私の魔法攻撃で拘束している間に、やってしまいなさい」
ベロニカの言葉を受けた複数の魔人族が一斉に俺目がけて飛び降りる。
「半端者が……魔人族より劣等な種族が粋がるな!」
「魔人族のホームにたった一人で乗り込んでくるとはとんだ自殺願望だな!」
口々に罵りながら武器や魔法攻撃を放って攻撃してくる。そんな中俺にとっては非常にゆったりとした時間を過ごさせてもらった。「複眼」で動体視力を馬鹿みたいに発達させた俺の目は全てを見通す。
(脳のリミッター2000%解除)
ベロニカの魔法攻撃で体が動かせないと思い込んでいる魔人族どもは慢心した様子で襲い掛かってくる。そんな間抜けどもに俺は若干の怒りを灯した目を向けた。
「 あくびが出るなぁ?温いんだよ 雑魚ども 」
―――
――――
―――――
バラバラになったのは俺の体ではなく、複数いた魔人族全員の体だった。
「は……?」
「え……?」
「な……?」
襲ってきた魔人族全員を殺した先には三人の呆けた顔があった。ベロニカも残りの二人も何が起きたのかが分からないといった様子だ。
「うぎゃあああああ!?」
「な、んだどおおおおお!?」
「ど、どうなっでぇええ……っ」
バラバラにしたくらいじゃまだ死なない魔人族どもは激痛に苦しんでいる。こいつらが言いたいこと、当ててやろう。「どうやって拘束を解いた」「マジでいったい何をしたのか」「“限定進化”まで発動した俺たちがこんな一瞬で、あり得ない」……ってところかな。
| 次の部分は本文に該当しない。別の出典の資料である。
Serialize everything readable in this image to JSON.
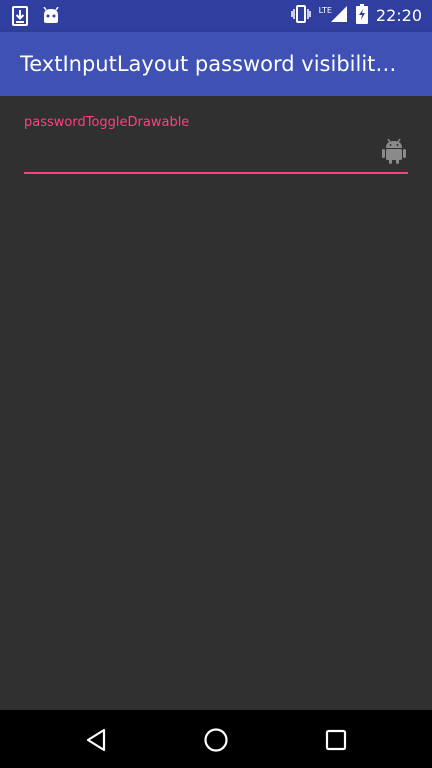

残念ながらテメーらが一回限りの進化でどれだけ強くなろうが、「脳のリミッター解除」で無限に強くなれる俺の足元にも及ばない。というかリミッターを外さなくても今のは楽勝だった。ただ…ちょおっとばかりキレていたからつい力を解放してしまった。
未だに苦しんでいる雑魚の魔人族どもに無慈悲に止めを刺して全滅させる。そして三人…特にベロニカに殺意を込めた視線を飛ばす。